In practice the CRC-polynomials are often products of two irreducible polynomials (often but not always primitive) of the same degree and possibly also the extra factor $D+1$. I recall figuring out such things for a few standardized CRC-polynomials as an exercise for myself. The product of an intelligently chosen pair of polynomials will generate a cyclic code belonging to some well studied family. IIRC at least double-error-correcting BCH codes, Melas codes and Zetterberg codes are used. The extra factor $1+D$ is a nice trick making sure that the minimum Hamming distance is even (if it isn't already). If you can spare that extra bit in the CRC-tag that may give the desired level of reliability to the check.

Anyway, if the cyclic code of length $n$ with a generator polynomial of degree $r$ is used, then the maximum length of the data block that can be protected is $n-r$. If the length of the data block is lower, then the resulting codeword has a corresponding number of extra zeros (that won't show anywhere).
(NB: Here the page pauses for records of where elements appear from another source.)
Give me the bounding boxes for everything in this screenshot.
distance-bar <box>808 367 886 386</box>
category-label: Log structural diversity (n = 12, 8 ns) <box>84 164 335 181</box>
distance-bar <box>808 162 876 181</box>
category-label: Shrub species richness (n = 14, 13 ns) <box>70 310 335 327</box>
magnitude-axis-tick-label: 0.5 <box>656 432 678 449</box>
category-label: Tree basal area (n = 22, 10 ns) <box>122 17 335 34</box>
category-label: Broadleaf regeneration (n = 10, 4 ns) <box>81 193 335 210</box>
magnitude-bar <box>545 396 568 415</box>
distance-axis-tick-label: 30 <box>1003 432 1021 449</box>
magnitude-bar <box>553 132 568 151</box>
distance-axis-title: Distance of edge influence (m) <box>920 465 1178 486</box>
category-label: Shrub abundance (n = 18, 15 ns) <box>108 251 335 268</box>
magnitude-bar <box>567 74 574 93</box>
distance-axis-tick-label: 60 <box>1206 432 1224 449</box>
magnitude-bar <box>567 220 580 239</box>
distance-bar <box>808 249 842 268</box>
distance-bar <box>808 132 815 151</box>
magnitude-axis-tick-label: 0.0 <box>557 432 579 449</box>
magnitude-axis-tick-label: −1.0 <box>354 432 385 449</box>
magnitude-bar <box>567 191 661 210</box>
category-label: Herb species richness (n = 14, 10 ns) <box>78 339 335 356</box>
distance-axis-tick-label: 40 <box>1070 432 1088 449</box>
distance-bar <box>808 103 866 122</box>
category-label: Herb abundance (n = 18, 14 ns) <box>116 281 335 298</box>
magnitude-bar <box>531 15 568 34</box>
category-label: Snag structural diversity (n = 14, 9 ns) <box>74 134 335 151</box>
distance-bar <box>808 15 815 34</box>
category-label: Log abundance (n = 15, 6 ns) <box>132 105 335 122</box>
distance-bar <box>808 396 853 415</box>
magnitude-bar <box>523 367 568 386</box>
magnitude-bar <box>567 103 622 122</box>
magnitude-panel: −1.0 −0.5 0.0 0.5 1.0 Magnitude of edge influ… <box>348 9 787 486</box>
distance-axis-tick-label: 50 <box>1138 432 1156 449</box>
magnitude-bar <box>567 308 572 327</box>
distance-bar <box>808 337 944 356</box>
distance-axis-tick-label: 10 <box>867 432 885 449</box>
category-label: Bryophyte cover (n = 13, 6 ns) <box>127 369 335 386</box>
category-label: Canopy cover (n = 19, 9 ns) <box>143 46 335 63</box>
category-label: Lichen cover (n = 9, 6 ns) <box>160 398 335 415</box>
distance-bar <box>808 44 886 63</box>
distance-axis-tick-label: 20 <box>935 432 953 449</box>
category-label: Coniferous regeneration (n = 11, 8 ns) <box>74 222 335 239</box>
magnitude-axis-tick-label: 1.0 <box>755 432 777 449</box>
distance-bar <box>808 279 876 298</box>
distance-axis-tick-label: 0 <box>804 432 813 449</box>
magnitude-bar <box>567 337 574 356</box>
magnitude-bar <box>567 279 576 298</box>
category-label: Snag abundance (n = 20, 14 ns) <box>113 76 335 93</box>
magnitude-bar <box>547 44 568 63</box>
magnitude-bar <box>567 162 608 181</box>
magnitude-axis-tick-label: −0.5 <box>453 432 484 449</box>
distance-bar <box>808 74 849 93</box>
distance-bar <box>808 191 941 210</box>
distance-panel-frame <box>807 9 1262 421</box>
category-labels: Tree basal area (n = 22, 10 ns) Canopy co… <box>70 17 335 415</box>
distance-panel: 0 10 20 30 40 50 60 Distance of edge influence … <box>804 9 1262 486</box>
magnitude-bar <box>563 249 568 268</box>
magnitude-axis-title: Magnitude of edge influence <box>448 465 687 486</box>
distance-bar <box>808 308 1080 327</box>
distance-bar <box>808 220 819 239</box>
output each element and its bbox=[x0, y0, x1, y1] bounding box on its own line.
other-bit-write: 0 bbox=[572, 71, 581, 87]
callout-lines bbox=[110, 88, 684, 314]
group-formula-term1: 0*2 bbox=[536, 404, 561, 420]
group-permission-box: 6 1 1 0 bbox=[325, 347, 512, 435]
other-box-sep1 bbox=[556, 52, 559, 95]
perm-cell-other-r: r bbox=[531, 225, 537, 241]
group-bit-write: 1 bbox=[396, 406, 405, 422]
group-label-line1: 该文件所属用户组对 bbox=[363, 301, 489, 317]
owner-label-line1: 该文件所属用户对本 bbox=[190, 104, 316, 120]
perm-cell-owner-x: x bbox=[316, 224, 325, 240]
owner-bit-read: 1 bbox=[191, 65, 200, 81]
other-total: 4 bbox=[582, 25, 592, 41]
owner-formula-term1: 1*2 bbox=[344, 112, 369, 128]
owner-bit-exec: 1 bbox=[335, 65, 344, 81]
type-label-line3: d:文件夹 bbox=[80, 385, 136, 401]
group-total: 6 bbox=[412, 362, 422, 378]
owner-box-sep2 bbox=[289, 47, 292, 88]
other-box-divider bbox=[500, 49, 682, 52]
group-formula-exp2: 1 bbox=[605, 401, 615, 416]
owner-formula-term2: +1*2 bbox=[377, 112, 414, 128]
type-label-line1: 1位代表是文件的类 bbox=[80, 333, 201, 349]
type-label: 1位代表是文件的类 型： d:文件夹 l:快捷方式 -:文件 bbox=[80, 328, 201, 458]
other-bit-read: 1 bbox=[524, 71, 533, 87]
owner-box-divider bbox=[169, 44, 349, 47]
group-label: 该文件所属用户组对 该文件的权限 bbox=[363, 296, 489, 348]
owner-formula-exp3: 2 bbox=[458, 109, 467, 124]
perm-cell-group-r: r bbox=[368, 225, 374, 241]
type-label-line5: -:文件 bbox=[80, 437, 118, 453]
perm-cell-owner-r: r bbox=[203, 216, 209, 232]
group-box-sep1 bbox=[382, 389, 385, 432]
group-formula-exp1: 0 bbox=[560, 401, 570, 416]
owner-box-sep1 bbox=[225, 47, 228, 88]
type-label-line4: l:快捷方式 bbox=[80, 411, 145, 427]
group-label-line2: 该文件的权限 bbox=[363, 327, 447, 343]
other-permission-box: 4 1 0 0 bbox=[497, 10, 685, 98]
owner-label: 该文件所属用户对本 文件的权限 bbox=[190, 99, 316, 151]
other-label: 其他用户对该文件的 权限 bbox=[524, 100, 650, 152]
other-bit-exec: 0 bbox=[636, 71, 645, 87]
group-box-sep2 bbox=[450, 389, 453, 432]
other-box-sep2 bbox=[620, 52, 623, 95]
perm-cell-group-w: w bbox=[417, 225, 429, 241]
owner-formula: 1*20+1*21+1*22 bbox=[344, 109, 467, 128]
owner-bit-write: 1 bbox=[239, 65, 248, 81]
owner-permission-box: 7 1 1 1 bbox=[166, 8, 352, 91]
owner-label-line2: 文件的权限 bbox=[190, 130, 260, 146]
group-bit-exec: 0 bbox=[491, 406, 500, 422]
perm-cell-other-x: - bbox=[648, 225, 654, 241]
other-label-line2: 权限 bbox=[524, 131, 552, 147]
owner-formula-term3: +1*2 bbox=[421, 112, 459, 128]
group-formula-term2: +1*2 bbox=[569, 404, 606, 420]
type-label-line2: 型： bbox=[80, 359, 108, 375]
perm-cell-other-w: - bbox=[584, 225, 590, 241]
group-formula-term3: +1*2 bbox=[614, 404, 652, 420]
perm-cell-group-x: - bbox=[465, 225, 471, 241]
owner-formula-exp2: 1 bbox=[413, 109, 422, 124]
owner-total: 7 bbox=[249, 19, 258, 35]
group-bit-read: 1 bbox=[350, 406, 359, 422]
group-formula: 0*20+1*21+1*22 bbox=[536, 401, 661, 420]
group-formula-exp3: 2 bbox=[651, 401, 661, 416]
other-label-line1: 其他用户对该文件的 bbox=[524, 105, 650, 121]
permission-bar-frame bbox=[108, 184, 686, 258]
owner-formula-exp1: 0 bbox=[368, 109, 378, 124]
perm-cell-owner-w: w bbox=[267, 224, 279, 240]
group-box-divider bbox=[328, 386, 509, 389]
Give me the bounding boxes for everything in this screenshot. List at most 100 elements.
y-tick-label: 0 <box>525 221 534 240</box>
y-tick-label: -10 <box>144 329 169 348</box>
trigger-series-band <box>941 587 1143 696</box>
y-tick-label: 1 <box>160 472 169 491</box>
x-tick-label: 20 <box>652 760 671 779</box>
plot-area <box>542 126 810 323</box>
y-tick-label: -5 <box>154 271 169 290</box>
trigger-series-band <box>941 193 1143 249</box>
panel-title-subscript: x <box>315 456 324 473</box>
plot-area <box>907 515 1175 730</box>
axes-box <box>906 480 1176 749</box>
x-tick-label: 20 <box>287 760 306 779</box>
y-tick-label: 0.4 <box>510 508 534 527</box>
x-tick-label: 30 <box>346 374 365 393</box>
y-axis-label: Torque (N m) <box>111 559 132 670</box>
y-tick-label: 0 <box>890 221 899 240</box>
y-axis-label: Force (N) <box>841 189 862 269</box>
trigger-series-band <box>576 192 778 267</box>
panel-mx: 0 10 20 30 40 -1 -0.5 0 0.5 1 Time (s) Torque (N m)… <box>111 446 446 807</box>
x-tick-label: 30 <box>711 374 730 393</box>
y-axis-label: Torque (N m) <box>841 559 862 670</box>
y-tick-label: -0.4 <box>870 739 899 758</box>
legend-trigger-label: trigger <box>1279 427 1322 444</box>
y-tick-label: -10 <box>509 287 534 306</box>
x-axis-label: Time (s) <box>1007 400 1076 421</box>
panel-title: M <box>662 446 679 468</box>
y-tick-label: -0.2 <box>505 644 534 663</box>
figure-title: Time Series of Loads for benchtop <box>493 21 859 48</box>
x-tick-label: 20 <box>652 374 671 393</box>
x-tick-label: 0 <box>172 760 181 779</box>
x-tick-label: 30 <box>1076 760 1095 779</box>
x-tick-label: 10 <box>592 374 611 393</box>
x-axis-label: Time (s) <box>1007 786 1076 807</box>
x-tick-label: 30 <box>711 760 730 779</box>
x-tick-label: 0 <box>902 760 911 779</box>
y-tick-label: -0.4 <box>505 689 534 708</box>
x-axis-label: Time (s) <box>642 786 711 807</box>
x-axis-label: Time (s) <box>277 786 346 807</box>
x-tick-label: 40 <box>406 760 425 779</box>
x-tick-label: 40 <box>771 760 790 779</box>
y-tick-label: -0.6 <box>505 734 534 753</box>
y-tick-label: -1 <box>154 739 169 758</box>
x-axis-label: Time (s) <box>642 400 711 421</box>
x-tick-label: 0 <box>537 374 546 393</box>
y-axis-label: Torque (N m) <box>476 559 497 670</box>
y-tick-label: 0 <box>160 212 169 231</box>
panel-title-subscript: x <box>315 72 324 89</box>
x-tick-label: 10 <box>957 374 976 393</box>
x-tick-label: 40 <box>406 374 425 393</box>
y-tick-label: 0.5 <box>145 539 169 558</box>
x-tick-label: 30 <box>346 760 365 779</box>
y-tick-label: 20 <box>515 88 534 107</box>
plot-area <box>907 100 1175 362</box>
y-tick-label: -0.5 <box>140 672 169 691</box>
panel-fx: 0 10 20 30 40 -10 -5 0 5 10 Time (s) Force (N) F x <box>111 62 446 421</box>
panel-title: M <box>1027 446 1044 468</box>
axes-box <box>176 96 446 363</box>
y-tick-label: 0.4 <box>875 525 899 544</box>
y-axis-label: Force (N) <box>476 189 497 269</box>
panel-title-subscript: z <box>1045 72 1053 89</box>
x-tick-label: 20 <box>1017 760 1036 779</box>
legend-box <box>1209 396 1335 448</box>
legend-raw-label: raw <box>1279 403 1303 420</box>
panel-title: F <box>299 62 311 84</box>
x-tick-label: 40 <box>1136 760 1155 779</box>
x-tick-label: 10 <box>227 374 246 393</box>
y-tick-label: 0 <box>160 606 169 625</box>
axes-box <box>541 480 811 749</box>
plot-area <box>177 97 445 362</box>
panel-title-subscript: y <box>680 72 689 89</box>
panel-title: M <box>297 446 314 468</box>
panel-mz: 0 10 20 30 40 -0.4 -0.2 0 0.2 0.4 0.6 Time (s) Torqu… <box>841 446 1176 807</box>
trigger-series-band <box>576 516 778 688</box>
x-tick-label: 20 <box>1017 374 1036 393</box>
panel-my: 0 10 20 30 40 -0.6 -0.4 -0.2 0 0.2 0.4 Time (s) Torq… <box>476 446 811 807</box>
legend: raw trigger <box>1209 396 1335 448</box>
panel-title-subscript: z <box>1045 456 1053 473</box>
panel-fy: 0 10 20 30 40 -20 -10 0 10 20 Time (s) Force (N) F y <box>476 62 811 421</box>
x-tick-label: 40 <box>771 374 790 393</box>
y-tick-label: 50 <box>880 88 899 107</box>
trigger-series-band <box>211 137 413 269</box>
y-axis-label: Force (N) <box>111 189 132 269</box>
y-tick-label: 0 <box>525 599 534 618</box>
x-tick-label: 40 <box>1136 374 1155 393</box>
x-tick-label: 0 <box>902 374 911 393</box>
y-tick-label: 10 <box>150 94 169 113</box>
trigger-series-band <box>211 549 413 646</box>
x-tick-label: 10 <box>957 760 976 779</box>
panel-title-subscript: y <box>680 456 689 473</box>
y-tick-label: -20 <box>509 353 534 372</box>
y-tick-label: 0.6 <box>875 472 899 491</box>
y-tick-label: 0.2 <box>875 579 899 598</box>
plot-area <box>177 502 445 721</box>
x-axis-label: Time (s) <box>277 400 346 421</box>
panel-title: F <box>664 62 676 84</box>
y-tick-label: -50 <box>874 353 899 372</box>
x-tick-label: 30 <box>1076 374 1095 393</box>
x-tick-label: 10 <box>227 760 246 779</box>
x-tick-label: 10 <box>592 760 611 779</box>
In the cases I checked the bound on the minimum Hamming distance comes from some known bound on the cyclic codes. In the simplest cases the BCH-bound will suffice. In the case of Melas or Zetterberg codes we need that Hartmann-Tzeng bound (search with those buzzwords for their derivation).

One last word: there are often several pairs of irreducible factors leading to, say, minimum distance five. There exists some very specific tools in selecting among those. They involve largish simulations and such, but I'm not familiar with the details.